Using BSP trees for ray intersecting

Testing for ray intersecting objects in a scene is a useful procedure in graphics and games. It asks the question, "if I move along this direction, which objects will I hit?". This is an important question for path finding, interactive games and has applications in lighting and shadow calculations. Testing for ray intersection is also a solution to the time-step problem, in which a collision might not be detected because the collision fell between two time steps. (An example of under sampling).

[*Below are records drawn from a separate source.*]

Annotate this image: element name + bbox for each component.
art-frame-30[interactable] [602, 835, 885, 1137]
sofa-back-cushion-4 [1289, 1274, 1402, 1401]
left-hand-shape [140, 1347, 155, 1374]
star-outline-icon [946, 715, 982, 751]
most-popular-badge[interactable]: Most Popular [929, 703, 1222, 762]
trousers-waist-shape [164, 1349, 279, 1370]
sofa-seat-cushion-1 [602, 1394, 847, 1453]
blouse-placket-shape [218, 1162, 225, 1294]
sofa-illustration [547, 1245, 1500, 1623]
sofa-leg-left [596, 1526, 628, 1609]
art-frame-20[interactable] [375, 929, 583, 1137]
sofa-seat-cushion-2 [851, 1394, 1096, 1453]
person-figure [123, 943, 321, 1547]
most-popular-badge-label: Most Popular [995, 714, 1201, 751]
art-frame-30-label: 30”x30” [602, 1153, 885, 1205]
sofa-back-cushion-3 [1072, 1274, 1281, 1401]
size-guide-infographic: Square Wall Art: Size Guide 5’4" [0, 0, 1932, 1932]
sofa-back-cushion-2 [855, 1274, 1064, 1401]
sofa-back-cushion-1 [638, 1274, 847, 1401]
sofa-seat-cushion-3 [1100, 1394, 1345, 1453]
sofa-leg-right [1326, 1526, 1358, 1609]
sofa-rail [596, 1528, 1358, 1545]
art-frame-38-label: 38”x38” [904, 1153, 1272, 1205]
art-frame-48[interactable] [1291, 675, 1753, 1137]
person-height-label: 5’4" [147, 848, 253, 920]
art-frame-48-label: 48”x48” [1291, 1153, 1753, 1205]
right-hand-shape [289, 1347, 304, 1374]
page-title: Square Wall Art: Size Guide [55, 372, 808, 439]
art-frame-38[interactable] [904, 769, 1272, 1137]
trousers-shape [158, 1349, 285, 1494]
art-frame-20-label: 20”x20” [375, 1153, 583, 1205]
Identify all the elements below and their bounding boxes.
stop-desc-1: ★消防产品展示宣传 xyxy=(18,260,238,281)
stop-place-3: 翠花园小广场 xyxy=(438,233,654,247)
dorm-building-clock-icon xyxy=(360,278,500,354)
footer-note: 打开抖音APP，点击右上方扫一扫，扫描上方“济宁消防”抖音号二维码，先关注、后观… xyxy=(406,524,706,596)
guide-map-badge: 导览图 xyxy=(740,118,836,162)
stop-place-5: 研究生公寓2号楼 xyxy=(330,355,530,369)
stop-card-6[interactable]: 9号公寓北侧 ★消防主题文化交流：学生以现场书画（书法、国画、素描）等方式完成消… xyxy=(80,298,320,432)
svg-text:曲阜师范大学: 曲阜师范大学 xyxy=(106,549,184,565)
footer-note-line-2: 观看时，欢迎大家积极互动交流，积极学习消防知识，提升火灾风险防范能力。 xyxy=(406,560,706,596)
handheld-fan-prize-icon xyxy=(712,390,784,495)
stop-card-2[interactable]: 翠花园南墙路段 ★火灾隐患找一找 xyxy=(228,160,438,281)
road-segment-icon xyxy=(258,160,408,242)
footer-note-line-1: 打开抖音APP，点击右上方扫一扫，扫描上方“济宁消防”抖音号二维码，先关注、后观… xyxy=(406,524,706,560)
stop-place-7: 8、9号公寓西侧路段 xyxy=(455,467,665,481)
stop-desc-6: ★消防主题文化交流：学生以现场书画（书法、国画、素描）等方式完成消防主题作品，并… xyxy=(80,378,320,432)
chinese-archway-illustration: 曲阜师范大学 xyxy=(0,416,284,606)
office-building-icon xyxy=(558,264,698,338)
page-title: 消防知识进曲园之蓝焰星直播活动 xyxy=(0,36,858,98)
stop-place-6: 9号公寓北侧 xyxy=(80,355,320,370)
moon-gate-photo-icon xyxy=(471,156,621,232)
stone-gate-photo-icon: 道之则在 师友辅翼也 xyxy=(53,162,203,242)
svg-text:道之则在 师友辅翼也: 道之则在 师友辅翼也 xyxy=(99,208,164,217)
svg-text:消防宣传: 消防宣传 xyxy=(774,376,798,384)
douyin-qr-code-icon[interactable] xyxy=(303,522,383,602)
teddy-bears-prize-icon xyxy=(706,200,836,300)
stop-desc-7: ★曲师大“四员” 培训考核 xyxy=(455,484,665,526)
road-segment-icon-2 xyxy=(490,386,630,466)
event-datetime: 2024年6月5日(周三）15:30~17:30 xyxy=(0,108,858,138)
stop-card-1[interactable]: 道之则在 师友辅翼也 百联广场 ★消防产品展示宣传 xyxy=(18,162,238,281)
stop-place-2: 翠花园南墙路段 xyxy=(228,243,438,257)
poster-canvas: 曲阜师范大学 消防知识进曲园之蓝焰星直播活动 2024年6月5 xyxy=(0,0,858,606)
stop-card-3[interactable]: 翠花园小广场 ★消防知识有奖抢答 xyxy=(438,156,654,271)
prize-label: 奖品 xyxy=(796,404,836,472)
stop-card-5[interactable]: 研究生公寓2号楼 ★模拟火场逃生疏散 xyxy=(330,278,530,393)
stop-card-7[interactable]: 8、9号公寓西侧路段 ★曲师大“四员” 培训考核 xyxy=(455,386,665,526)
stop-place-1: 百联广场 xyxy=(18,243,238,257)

The test procedure is recursive, as usual;

testintersect(bsp_root,start_of_ray, end_of_ray);
...
...
test_intersect(node, s, e){
	check which side of plane for s and e
	if(s and e are on +ive side) // ray cannot intersect plane
		test_intersect(node.positivechild,s,e);
	else if(s and e are on -ive side)// ray cannot intersect plane
		test_intersect(node.negativechild,s,e);
	else{ // points on either side of plane
		find point of intersection (i) between ray and plane
		if( i is inside face)
			output intersection;
		// split ray in two and test the two pieces against the left and right sub trees
		p=point on positive side;
		n=point on negative side
		test_intersect(node.negativechild,n,i);	
		test_intersect(node.positivechild,p,i);	
	}
}
		

To test if a point is inside a triangle (or any polygon) test if the point is on the 'inside' of each edge of the triangle. Normals for each edge need to be maintained.

Collision detection using BSP tree merging

Given a local BSP tree for an object, it can be seen that the left most node corresponds to the inside of the object. We can merge two bsp trees to determine if their spaces overlap. By merging one tree with another, a collision is present if parts of the second tree are inserted into the leftmost node of the first tree.